Microsoft may be censoring search results on search engine Bing for political dissidents in China but also in the U.S. itself, according to a new report from the University of Toronto.

On Thursday, the University of Toronto’s Citizen Lab published an analysis that found that search results for Bing’s autofill system, which offers guesses on what users are searching for after a few keystrokes, often fell short of connecting a user to names of Chinese dissidents opposed to the current government. The results did not appear for several figures or government ones like President Xi Jinping in either English or Chinese.

According to the report, these names were discoverable over Bing in the past but they detected what they said was an "overwhelming censorship" of Chinese names related to China's politics.

“We consistently found that Bing censors politically sensitive Chinese names,” the report said.

This would not be the first time that Microsoft has seemingly engaged in some censorship of Chinese figures or critics in order to comply with China’s local laws on the matter.

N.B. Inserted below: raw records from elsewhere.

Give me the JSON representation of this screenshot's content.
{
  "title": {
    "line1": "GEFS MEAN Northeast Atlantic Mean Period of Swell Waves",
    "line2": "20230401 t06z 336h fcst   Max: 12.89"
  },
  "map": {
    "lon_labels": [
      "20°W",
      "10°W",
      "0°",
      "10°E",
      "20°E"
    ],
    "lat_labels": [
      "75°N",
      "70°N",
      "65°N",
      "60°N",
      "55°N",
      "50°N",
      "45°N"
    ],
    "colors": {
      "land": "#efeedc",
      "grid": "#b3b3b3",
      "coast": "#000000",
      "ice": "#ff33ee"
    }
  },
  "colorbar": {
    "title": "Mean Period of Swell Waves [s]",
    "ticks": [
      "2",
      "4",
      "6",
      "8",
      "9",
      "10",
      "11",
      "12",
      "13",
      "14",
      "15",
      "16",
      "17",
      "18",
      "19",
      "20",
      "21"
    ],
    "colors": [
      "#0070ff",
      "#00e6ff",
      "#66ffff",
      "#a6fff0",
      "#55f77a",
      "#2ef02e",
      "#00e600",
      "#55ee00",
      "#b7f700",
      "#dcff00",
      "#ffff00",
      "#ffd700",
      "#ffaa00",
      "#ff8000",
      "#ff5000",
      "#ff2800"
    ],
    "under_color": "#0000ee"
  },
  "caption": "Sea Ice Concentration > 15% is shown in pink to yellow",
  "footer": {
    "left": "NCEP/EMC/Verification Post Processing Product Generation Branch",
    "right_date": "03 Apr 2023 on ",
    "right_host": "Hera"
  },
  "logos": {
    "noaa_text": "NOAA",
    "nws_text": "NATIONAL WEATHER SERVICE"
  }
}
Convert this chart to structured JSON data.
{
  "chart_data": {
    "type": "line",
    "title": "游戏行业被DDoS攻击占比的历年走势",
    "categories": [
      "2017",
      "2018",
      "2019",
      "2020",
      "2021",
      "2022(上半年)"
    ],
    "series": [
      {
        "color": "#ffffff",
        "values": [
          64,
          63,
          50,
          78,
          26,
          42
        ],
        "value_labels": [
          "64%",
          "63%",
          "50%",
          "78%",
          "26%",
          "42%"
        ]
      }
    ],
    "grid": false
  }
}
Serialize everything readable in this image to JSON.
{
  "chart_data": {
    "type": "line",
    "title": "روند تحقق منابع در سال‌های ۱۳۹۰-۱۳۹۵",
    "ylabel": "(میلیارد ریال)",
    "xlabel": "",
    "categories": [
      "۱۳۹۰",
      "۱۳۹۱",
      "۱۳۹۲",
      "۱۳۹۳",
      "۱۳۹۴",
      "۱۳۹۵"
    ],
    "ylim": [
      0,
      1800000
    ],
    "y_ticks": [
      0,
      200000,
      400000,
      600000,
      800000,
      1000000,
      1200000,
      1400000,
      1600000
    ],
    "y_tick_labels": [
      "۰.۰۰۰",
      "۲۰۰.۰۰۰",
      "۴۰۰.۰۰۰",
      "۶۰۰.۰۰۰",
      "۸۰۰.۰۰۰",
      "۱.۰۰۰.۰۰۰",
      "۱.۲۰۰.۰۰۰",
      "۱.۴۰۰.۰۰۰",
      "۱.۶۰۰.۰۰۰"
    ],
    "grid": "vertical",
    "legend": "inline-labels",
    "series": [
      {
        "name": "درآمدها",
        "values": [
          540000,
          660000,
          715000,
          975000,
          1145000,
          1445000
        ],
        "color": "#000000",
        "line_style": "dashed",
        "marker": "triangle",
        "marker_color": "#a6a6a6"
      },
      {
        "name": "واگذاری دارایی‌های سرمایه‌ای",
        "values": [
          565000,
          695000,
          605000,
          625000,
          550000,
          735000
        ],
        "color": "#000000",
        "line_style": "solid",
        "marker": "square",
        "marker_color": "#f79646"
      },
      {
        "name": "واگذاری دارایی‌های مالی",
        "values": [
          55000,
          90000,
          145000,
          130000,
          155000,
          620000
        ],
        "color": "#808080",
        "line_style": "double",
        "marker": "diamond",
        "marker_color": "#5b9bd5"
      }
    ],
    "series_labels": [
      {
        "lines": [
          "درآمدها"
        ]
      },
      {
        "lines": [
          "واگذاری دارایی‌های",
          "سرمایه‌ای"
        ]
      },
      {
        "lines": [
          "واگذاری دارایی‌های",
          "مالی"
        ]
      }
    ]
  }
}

Last December, the company halted its autofill feature for Bing inside China itself after coming under pressure from Chinese regulators. Users also noted that search results on Bing for iconic images like the Tiananmen Square “Tank Man” from 1989 returned no hits, something Microsoft explained as being the result of human error rather than active censorship.

Meanwhile, academics and journalists in China reported their LinkedIn accounts were blocked because they allegedly violated Chinese laws. Last September, an Axios journalist who focused on China found that her account was blocked for including unspecified “prohibited content” in her profile summary. Two other prominent independent journalists in China also found their accounts blocked for similar reasons.

These moves attracted scrutiny from Congress. After news broke that LinkedIn was blocking American journalists on China, Sen. Rick Scott, R-Fla., wrote a letter to Microsoft CEO Satya Nadella and LinkedIn CEO Ryan Roslansky with accusations of "gross appeasement" of Beijing.

After the Citizen Lab report was published, Microsoft said it had already addressed the issue, which it referred to as the result of a technical error.

“A small number of users may have experienced a misconfiguration that prevented surfacing some valid autosuggest terms, and we thank Citizen Lab for bringing this to our attention,” a Microsoft spokeswoman said in a statement to LinkedIn.